Ülkemizdeki yükseköğretim kurumlarına giriş için büyük bir önem arz eden Yükseköğretim Kurumları Sınavı (YKS) başvuruları, son yıllarda dikkat çekici bir düşüş göstermeye başladı. 2023 yılı itibarıyla yapılan başvurularda yaşanan bu azalma, eğitim politikalarından öğrencilerin beklentilerine kadar birçok faktörü barındırıyor. Peki, YKS başvurularındaki bu düşüşün nedenleri nelerdir? Öğrenci ve ailelerin karar verme süreçlerinde hangi etkenler etkili oluyor? İşte tüm bu sorulara cevap arayacağımız bir analiz.
YKS'ye yapılan başvurular, öğrencilerin üniversiteye girişteki en belirleyici adımını temsil etmekte. Ancak bu yıl birçok öğrenci, başvuru sürecinde tereddüt yaşadı. 2023 yılındaki başvurulardaki azalmayı analiz etmek, ilk olarak eğitim sistemimizde gerçekleşen değişiklikler ve yükseköğretim kurumlarının niteliği ile doğrudan ilgilidir. Üniversiteler arasındaki rekabetin artması ve bazı kurumların akademik standartlarının düşmesi, öğrencilerin motivasyonunu etkileyen faktörlerden biri. Özellikle, oluşan negatif algılar, birçok öğrenciyi alternatif kariyer yolları araştırmaya yönlendirdi.
Bir diğer dikkat çekici nokta ise, pandemi süreci sonrası öğrencilerin eğitim anlayışında meydana gelen değişikliklerdir. Yaşanan belirsizlikler, birçok öğrenciyi yükseköğrenim tercihlerini sorgulamaya itti. Bazı öğrenciler, online eğitim deneyimlerinin ardından, gelişen teknolojiler sayesinde iş bulma yeteneklerinin daha fazla ön planda olduğunu düşünerek daha fazla pratik ve doğrudan iş hayatına geçiş sağlayan kurs ve programlara yönelmeyi tercih etti. Bu durum, YKS başvurularında bir azalmaya yol açtı.
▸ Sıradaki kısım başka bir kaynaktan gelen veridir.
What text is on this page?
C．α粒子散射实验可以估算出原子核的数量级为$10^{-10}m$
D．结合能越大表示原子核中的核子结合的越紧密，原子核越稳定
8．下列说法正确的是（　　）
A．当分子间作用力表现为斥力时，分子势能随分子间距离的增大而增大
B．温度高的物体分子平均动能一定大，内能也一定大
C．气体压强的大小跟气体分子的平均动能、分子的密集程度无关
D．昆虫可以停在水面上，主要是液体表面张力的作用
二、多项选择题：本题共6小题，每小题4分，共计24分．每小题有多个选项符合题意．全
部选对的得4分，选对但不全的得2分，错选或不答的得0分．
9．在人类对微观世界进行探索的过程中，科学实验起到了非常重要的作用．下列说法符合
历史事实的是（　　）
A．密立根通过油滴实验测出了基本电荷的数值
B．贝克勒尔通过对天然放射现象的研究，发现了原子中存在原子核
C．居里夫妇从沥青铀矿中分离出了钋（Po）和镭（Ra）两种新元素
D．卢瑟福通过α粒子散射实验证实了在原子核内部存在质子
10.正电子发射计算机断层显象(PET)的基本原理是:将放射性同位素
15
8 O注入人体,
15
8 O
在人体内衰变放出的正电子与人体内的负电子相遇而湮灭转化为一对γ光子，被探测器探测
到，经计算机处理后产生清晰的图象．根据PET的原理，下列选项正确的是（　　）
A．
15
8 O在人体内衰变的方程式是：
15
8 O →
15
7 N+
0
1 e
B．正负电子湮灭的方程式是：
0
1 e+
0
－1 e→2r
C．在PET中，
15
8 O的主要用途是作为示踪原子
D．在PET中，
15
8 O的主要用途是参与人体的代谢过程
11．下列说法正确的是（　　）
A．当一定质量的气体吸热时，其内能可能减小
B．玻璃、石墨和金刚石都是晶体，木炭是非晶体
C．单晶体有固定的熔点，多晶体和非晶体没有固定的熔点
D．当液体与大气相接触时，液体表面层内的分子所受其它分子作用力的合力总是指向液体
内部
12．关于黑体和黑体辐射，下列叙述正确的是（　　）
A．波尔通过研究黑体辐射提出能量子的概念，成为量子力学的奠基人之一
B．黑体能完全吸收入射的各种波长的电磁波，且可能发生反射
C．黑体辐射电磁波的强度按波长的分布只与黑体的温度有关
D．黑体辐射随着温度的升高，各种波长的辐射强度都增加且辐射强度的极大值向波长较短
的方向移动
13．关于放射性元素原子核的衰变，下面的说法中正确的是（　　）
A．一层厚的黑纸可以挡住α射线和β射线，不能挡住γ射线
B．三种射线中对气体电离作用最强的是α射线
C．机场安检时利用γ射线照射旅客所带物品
YKS başvurularındaki düşüşün bir diğer önemli nedeni ise ekonomik faktörlerdir. Ülkemizdeki ekonomik dalgalanmalar, öğrencilerin üniversiteye başlama kararı üzerindeki etkisini giderek artırıyor. Okul masrafları, barınma giderleri ve yaşam standartları gibi ekonomik endişeler, pek çok gencin eğitim hedeflerini gözden geçirmesine neden oldu. Bazı öğrenciler, özellikle büyük şehirlerdeki üniversitelerin yüksek maliyetleri karşısında, daha uygun fiyatlı eğitim alternatiflerini veya mesleki kursları tercih etmeye başladı.
Diğer bir açıdan, mezuniyet sonrası iş bulma imkânlarının yetersizliği de gençlerin YKS başvuru kararlarını etkileyen bir başka faktördür. İstihdam oranlarının düşüklüğü, mezun olan birçok gencin iş bulmakta zorlandığını ortaya koyuyor. Bu durum, eğitim almayı cazip kılacak unsurları azaltmakta; birçok öğrenci, üniversite diplomasının kendileri için yeterli olmayacağına inanarak, sektörel deneyimi artırmayı ya da alternatifi olan mesleki yolları seçmeyi düşünüyor.
Sonuç olarak, YKS başvurularındaki düşüş, çok sayıda dinamik ve karmaşık etkenlerin bir araya gelmesi sonucu ortaya çıkmaktadır. Eğitim sistemindeki değişikler, öğrencilerin algısı, ekonomik koşullar ve iş bulma imkânları, bu düşüşün altında yatmaktadır. Eğitimde reform yapılmadığı sürece, öğrencilerin yükseköğretim için verdikleri öneme yaklaşmak her geçen gün daha da zorlaşacak gibi görünüyor. Yükseköğretim kurumlarının, bu süreci değerlendirip öğrenci beklentilerine uygun adımlar atması güncel bir gereklilik haline gelmiştir. Unutulmamalıdır ki, geleceğimizin teminatı olan gençler, eğitimin sunduğu fırsatlarla yönlendirilmelidir.